Waar ben je op dit moment mee bezig?
Ik heb zojuist een project afgerond dat de eerste drie cantates van het Weihnachtsoratorium van Bach als basis heeft. Ik gooi er een vierde cantate tegenaan. Moet je zien als een soort hedendaags commentaar op deze muziek. Het Amsterdams Toonkunstkoor gaat het uitvoeren. Trompettist Angelo Verploegen en ik spelen eveneens mee, omdat er ook wordt geïmproviseerd. De première is op 15 december in de Obrechtkerk in Amsterdam. Naast mijn werk als contrabassist en componist ben ik ook een eigen huis aan het bouwen. Dat heeft te maken met het feit dat ik mijn leven anders ga inrichten. Mijn vrouw en ik gaan ons richten op zelfvoorzienigheid. Dit komt neer op zuiniger leven, dat is hard nodig in de huidige maatschappij. Daarnaast ben ik twee muzikale projecten aan het opstarten. Het eerste is het New World Quartet met trompettist Angelo Verploegen, tenorsaxofonist Jan Menu en accordeonist Rik Cornelissen. Dit ensemble heeft een directe inhoudelijke band met ons leven van nu. Het kwartet komt voort uit een carte blanche van jazzclub Perdido in Hillegom. Ik wilde er op een lekker ouderwetse manier iets mee gaan doen: wat gekke standards, wat Middeleeuws werk en eigen dingetjes uit de Matthäus Passion. Ik stelde een repertoire op, we repeteerden een middag en hup, het podium op. Het was heel vrij, het publiek ging uit zijn dak. Anderhalf jaar later speelden we in Den Bosch en toen dacht ik dat we de band verder moesten gaan ontwikkelen. Ik ben nu nieuw repertoire aan het schrijven, half maart starten we en Channel Classics heeft al een aanbod gedaan voor opname van een cd. Het tweede project wordt het Flevo Ensemble, samengesteld uit de weinige musici die Flevoland telt. Ook hier ga ik nieuw repertoire voor componeren, eigenlijk is het geen jazz, maar een beetje weer wel. Moeilijk te definiëren.

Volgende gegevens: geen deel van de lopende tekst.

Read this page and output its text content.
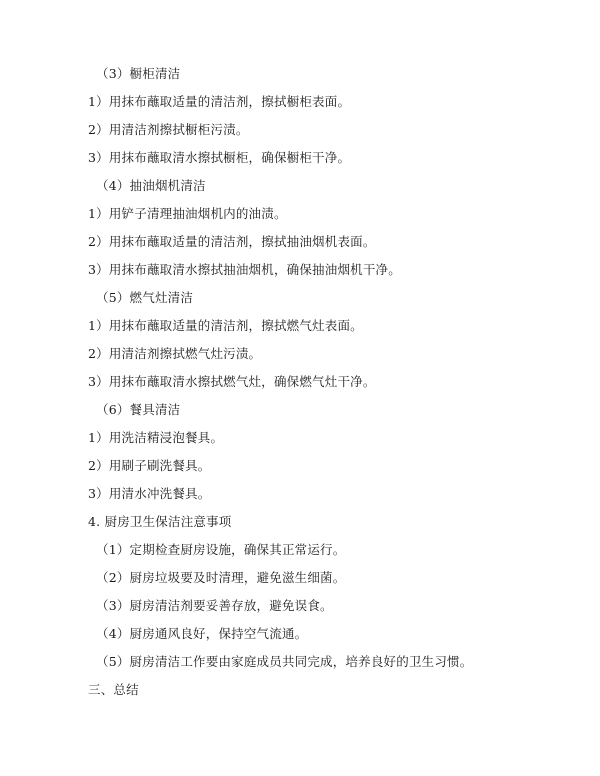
（3）橱柜清洁
1）用抹布蘸取适量的清洁剂，擦拭橱柜表面。
2）用清洁剂擦拭橱柜污渍。
3）用抹布蘸取清水擦拭橱柜，确保橱柜干净。
（4）抽油烟机清洁
1）用铲子清理抽油烟机内的油渍。
2）用抹布蘸取适量的清洁剂，擦拭抽油烟机表面。
3）用抹布蘸取清水擦拭抽油烟机，确保抽油烟机干净。
（5）燃气灶清洁
1）用抹布蘸取适量的清洁剂，擦拭燃气灶表面。
2）用清洁剂擦拭燃气灶污渍。
3）用抹布蘸取清水擦拭燃气灶，确保燃气灶干净。
（6）餐具清洁
1）用洗洁精浸泡餐具。
2）用刷子刷洗餐具。
3）用清水冲洗餐具。
4. 厨房卫生保洁注意事项
（1）定期检查厨房设施，确保其正常运行。
（2）厨房垃圾要及时清理，避免滋生细菌。
（3）厨房清洁剂要妥善存放，避免误食。
（4）厨房通风良好，保持空气流通。
（5）厨房清洁工作要由家庭成员共同完成，培养良好的卫生习惯。
三、总结
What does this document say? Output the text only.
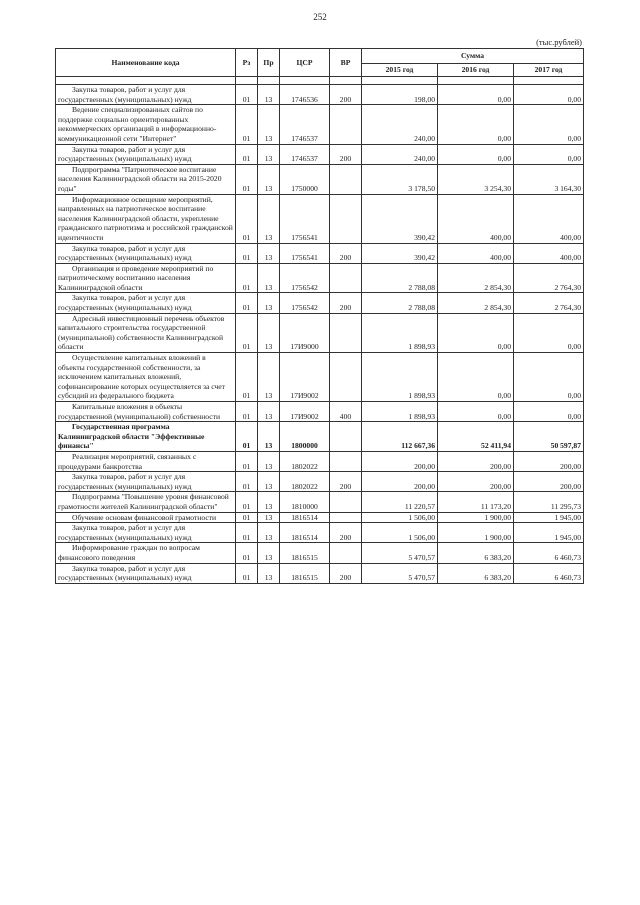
252
(тыс.рублей)
Наименование кода	Рз	Пр	ЦСР	ВР	Сумма		
					2015 год	2016 год	2017 год

Закупка товаров, работ и услуг для государственных (муниципальных) нужд	01	13	1746536	200	198,00	0,00	0,00
Ведение специализированных сайтов по поддержке социально ориентированных некоммерческих организаций в информационно-коммуникационной сети "Интернет"	01	13	1746537		240,00	0,00	0,00
Закупка товаров, работ и услуг для государственных (муниципальных) нужд	01	13	1746537	200	240,00	0,00	0,00
Подпрограмма "Патриотическое воспитание населения Калининградской области на 2015-2020 годы"	01	13	1750000		3 178,50	3 254,30	3 164,30
Информационное освещение мероприятий, направленных на патриотическое воспитание населения Калининградской области, укрепление гражданского патриотизма и российской гражданской идентичности	01	13	1756541		390,42	400,00	400,00
Закупка товаров, работ и услуг для государственных (муниципальных) нужд	01	13	1756541	200	390,42	400,00	400,00
Организация и проведение мероприятий по патриотическому воспитанию населения Калининградской области	01	13	1756542		2 788,08	2 854,30	2 764,30
Закупка товаров, работ и услуг для государственных (муниципальных) нужд	01	13	1756542	200	2 788,08	2 854,30	2 764,30
Адресный инвестиционный перечень объектов капитального строительства государственной (муниципальной) собственности Калининградской области	01	13	17И9000		1 898,93	0,00	0,00
Осуществление капитальных вложений в объекты государственной собственности, за исключением капитальных вложений, софинансирование которых осуществляется за счет субсидий из федерального бюджета	01	13	17И9002		1 898,93	0,00	0,00
Капитальные вложения в объекты государственной (муниципальной) собственности	01	13	17И9002	400	1 898,93	0,00	0,00
Государственная программа Калининградской области "Эффективные финансы"	01	13	1800000		112 667,36	52 411,94	50 597,87
Реализация мероприятий, связанных с процедурами банкротства	01	13	1802022		200,00	200,00	200,00
Закупка товаров, работ и услуг для государственных (муниципальных) нужд	01	13	1802022	200	200,00	200,00	200,00
Подпрограмма "Повышение уровня финансовой грамотности жителей Калининградской области"	01	13	1810000		11 220,57	11 173,20	11 295,73
Обучение основам финансовой грамотности	01	13	1816514		1 506,00	1 900,00	1 945,00
Закупка товаров, работ и услуг для государственных (муниципальных) нужд	01	13	1816514	200	1 506,00	1 900,00	1 945,00
Информирование граждан по вопросам финансового поведения	01	13	1816515		5 470,57	6 383,20	6 460,73
Закупка товаров, работ и услуг для государственных (муниципальных) нужд	01	13	1816515	200	5 470,57	6 383,20	6 460,73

Welke herinneringen aan je carrière zijn je het dierbaarst?
Toch de samenwerking met Maarten van Roozendaal. Ik heb zoveel plezier met hem gehad, zoveel van hem geleerd. Hij en zijn Eva hebben mij het theater geleerd. Een prachtige herinnering is ook het begin van mijn carrière toen ik in Brevis speelde, het kwartet van Theo Loevendie met Pierre Courbois en Koos Janssens. Dat heeft maar hooguit een jaar bestaan. In dat kwartet speelde de grote Theo Loevendie stukjes van Egon Kracht.

Egon Kracht in zijn huis in aanbouw.

Waarom doe je graag wat je doet?
Om mezelf te ontwikkelen, zowel op artistiek als inhoudelijk niveau.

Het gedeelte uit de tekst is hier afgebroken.